It's been asked many ways: What is the reason for Easter? Why is Good Friday good? It's an important question, so here's my best answer.
The Problem
To understand Easter, you have to start at the beginning.
Humans were made for fellowship with God. They were originally morally pure, innocent. But they learned to sin. The first humans rebelled against God, and that rebellion changed them. They were no longer pure. From that point on, they violated God's standard in every way imaginable. Most of all, they lived as if they were center of the universe. They were in a constant state of rebellion.
When they reproduced, that rebellious nature passed on to every descendant — including you and me. It ruined the world. People invented murder almost immediately. They spent the next few generations sinking into worse and worse depravity.
God said he would fix things, but before He fixed it, He needed to show us how bad the problem really was. God chose a people and gave them a special purpose, a special mission. The people didn't change. So He gave them special rules, but they couldn't keep them. Then God gave them a special place; they defiled it. He gave them better leadership, but the leaders turned out to be worse than the regular people. So He punished them severely, but they didn't learn the lesson — they still wouldn't, or rather couldn't, keep the rules or live any kind of truly moral life.
Why is that such a big deal? Because when humans learned to sin, they joined a rebellion — a rebellion against God's moral order. Treason has to be punished. If history has shown nothing else, it's clear that corruption will spread. It has to be destroyed, or it will destroy everything.
God had created Hell for the angels who rebelled. When humans joined the rebellion, it became our punishment too. To remove the cancer of this moral corruption, God would have to remove the corrupt. And God had proven that humans could not stop being corrupt.
Good Friday
If God didn't want to destroy all of humanity, He was going to have to take drastic measures. And that's what He did.
God became flesh. This is Christmas: God became a human being, Jesus. Because He was human, He could stand in our place. Because He was God, He could succeed where we failed.

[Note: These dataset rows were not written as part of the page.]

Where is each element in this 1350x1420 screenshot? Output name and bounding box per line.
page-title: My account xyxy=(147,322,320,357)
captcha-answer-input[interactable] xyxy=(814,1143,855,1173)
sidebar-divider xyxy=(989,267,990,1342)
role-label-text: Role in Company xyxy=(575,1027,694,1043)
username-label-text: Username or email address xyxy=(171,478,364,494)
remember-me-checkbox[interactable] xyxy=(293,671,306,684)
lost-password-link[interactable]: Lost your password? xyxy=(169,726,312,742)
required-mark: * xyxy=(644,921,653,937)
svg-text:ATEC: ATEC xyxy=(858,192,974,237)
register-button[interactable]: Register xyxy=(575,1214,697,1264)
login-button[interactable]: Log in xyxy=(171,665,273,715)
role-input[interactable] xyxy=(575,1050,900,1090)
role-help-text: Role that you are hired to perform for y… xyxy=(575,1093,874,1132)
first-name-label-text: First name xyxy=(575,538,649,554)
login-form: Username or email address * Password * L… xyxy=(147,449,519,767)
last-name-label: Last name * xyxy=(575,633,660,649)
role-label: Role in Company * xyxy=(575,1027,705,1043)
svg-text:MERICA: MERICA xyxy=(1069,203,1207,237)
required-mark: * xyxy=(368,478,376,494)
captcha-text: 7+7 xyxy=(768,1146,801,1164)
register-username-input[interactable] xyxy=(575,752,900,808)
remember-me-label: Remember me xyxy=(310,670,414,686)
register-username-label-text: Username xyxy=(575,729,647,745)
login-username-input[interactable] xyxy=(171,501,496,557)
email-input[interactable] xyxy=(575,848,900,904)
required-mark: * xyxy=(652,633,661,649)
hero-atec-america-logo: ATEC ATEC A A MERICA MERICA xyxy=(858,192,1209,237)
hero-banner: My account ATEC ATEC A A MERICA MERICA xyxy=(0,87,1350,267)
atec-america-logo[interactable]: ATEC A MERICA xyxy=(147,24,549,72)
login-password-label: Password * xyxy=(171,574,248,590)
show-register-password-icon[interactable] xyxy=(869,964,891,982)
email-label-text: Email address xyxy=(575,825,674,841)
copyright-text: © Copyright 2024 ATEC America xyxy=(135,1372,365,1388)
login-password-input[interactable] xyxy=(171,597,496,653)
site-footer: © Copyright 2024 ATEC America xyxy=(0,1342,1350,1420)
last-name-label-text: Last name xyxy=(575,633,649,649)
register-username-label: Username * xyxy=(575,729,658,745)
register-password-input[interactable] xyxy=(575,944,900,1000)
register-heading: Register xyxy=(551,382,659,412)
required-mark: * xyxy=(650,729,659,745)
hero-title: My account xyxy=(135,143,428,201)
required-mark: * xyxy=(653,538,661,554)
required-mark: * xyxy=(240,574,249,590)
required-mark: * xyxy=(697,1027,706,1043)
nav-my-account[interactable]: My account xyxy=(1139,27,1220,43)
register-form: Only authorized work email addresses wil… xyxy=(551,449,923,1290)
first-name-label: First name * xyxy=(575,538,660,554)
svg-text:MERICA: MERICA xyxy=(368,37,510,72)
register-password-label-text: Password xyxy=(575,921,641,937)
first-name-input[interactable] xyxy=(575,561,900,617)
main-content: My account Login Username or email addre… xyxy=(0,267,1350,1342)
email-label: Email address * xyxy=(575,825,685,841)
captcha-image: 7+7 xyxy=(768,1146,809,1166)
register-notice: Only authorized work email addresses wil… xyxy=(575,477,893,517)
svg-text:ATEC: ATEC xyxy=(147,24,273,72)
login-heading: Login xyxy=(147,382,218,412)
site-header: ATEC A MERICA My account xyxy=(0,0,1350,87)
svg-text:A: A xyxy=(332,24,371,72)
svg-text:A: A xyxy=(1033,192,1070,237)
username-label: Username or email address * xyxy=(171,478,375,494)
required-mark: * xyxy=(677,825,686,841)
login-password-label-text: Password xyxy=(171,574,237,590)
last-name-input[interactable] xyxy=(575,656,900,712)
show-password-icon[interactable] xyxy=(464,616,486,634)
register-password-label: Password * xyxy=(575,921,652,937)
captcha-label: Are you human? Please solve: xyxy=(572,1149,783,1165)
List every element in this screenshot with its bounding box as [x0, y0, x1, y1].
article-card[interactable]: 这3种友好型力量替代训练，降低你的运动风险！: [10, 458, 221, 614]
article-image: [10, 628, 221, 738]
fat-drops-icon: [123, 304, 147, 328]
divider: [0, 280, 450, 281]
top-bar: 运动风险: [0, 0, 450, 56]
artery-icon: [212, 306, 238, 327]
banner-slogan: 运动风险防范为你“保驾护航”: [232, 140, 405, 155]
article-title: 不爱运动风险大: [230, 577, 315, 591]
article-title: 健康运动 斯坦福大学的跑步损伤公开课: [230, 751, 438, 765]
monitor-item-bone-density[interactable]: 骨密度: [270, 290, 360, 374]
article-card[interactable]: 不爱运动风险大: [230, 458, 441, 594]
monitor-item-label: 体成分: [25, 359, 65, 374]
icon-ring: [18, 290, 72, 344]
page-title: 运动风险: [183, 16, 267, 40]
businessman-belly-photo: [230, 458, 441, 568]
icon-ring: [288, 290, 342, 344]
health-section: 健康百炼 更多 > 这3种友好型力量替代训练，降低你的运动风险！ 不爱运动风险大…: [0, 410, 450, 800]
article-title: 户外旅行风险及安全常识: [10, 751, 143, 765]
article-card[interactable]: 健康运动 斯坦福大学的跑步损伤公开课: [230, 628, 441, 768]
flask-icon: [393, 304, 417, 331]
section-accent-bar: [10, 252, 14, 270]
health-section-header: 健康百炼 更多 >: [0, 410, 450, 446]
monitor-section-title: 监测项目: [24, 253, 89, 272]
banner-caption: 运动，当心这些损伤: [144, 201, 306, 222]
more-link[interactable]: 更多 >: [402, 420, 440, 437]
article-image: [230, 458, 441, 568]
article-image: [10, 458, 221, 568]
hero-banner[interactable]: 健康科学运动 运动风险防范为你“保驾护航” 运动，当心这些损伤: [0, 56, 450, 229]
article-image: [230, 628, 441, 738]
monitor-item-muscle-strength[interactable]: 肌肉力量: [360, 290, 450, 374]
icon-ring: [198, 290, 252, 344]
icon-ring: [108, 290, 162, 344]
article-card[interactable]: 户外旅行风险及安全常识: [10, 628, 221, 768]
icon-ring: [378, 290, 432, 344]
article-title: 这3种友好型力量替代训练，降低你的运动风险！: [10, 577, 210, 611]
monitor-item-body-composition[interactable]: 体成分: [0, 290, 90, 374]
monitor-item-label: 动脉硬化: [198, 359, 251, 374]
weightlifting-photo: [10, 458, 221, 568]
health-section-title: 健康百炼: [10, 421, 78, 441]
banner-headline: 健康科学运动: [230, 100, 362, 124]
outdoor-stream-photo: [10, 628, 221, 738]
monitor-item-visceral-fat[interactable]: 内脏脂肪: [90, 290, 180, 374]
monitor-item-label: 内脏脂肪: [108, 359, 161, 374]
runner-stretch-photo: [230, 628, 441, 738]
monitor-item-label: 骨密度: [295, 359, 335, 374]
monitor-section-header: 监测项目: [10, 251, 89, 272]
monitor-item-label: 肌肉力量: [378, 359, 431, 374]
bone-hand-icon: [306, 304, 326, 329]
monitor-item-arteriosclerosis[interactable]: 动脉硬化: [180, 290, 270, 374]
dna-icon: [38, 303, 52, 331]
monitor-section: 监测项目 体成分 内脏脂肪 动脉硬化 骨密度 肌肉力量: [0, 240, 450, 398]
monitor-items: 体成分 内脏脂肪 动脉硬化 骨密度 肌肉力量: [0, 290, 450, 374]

Jesus lived a morally perfect life. He conformed to God's moral standard in everything.
And we killed Him for it.
But that was what God intended. His death was not a random act of violence. Jesus' death was to pay the price for our rebellion. He took the punishment for our crimes; He paid our debt to God. That's what makes Good Friday good.
Easter
He remained dead for three days. On the third day, on Easter, Jesus returned to life. It may sound impossible at first, but it really is a story no one would make up.
His body wasn't just turned back on, though. It was made new. From that point on, He became a glimpse of what God intended us to be. Though He has a physical body, it will never die. It is completely removed from the corruption we brought into this world.
So what?
Using modern medicine as a metaphor, what Jesus did was make a medicine for us. We still have to choose to take the pill.
If we take the pill, our sin — our lifetime of rebellion against God — is forgiven. Past, present, and future. But we're also changed; not completely, not yet, but we're changed. Something is put inside us that is capable of what we never were before: wanting to live at peace with God and actually doing it.
It starts as a seed, but it's a seed that will grow until we become like Jesus. We start to love properly. We can forgive the way we should forgive. Truly selfless generosity becomes possible. The thoughts and feelings at the core of everything we do starts to change.
And because of that change, when the day comes to finally end the rebellion, to destroy all the corruption, the bad part of us will be removed and the good part will remain in the presence of joy incarnate — forever. At least, that's true for everyone who took the cure.
How do you take the pill?
The medicine is what Jesus did through His death and resurrection. You take the medicine by consciously deciding to trust in His death and resurrection to 1) pay the price for your sin and 2) do the task of pleasing God — of living up to His standard — and 3) by deciding to make Jesus, rather than yourself, king of your life.
It's easy to explain, but harder to do. But it is oh so important.